Orson Welles Season: The Problem with The Lady from Shanghai
Last week, I asked whether or not Citizen Kane was still the greatest film ever made. The simple answer was yes and, even today, it still stands out as one of Orson Welles’ greatest cinematic achievements. This week however, I’m taking a look back at one of his most divisive films, The Lady from Shanghai, which is littered with problems and occasional glimpses of greatness.
A film noir, Welles stars as Michael O’Hara, a seamen who becomes infatuated by the beautiful Elsa Bannister – the wife of a big shot lawyer. When he’s invited to work on the couple’s yacht, as it cruises down the Panama Canal, he becomes embroiled in a sinister murder plot.
It’s pretty standard, noirish fare which, with Welles at the helm, should have been something truly special. Yet, even though the film’s stature has grown enormously over the years, it is undeniably flawed, for a number of reasons.

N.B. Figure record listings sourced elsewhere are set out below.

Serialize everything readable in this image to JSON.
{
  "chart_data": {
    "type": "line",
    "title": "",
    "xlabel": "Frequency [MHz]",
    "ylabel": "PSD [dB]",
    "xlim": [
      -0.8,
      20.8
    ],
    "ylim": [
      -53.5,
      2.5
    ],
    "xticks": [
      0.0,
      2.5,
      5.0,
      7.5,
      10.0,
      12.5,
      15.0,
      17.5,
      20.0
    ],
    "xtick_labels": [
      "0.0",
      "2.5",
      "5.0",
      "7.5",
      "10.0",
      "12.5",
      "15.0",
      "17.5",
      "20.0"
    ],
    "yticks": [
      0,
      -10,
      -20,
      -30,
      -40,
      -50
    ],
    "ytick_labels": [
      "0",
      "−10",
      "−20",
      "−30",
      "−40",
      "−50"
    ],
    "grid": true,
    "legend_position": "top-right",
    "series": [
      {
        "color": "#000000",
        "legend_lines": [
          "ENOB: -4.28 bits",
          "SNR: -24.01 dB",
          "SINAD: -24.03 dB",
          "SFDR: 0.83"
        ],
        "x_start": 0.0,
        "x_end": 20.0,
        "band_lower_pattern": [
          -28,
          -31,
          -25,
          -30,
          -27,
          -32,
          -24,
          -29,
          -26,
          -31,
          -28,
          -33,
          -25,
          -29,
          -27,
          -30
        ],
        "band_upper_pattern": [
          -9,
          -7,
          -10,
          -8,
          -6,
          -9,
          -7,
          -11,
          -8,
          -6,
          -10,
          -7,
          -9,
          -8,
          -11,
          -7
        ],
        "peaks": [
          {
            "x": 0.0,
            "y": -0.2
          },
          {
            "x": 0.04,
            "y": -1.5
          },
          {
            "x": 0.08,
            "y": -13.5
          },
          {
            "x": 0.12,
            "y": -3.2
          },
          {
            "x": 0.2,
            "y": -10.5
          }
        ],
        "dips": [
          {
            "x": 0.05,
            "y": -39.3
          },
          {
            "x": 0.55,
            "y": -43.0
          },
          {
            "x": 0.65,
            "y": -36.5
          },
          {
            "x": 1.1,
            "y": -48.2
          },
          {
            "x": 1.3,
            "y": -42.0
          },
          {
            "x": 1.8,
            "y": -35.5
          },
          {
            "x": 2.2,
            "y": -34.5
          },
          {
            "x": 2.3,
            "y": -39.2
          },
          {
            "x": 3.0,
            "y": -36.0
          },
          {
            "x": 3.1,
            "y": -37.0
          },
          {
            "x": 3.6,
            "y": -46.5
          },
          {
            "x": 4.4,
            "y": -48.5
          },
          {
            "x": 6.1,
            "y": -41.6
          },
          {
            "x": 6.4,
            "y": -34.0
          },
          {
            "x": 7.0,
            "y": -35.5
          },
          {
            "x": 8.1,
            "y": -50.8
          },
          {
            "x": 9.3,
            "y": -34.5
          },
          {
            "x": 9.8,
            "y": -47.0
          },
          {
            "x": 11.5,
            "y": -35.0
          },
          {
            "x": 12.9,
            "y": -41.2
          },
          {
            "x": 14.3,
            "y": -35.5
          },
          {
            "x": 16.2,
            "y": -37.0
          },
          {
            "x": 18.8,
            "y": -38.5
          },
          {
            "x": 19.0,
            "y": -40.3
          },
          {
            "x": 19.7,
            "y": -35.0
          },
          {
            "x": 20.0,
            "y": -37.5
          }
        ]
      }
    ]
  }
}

To get an idea of why it doesn’t work, you need only look at the productions very beginnings. In truth, there are a number of contradicting stories about how The Lady from Shanghai came to be, but it’s Orson Welles’ own account that is often credited as the truth.
It was 1946 and Welles was on the middle of directing a stage musical of Around the World in 80 Days. Running out of money and in desperate need of cash, Welles claims that he approached Harry Cohn – the president of Coloumbia Pictures at the time – with the offer to write, direct and produce a film for him, providing he wired over $55,000 immediately.
Rumour has it that even the choice of project was decided on a whim, as Welles decided that it be an adaptation of the book that a girl in the theatre box office, was currently reading.
The fact that the film’s production stemmed from desperation, as opposed to creativity and passion, would suggest it was doomed to fail from the very beginning – but when you watch the film, it’s obvious to see that effort, in terms of set design and technical ingenuity, has been put in.
Arguably, it’s the film’s asthetic that is its saving grace. The dreamlike (or is that nightmarish?) finale, set within the fun house at a fairground, is visually striking – and the final shoot out in the hall of mirrors, is a brilliant piece of good looking cinema. It’s just a shame that the majority of everything before it is a bit of a mess.
The Lady from Shanghai’s biggest problem, at least in my opinion, is the bizzare first half, which spans the course of the cruise. Described by Orson’s character, Michael, as “rich, rare and strange”, he’s certainly right about the strange part.
Nonsensical dialogue – Welle’s brilliant monologue about sharks aside – intercut with voyeuristic shots of Rita Hayworth in her swimwear makes for baffling viewing; it’s this that really lets the whole film down.
Arguably, Orson Welles isn’t entirely to blame for this, with the studio calling for extensive re-shoots after Cohn wasn’t happy with Welles’ rough cut. Whilst Welles was trying to do something different with the project, interference from the studio resulted in close up shots being added in – particularly of Hayworth – and over an hours worth of material being cut.
The struggle between artist and studio – something that would become a regular occurance during Orson’s career – is plain to see and, ultimately, has a detrimental effect on the picture.
All things considered, it’s no wonder that The Lady from Shanghai is so problematic. But, despite its flaws, it still remains a fascinating piece of cinema that hints toward something much richer; much deeper.
If Welles has been left to his own devices, it could very well have been a masterpiece, yet we’ll never know. It might not be my favourite of his works, but it is one of his most intriguing.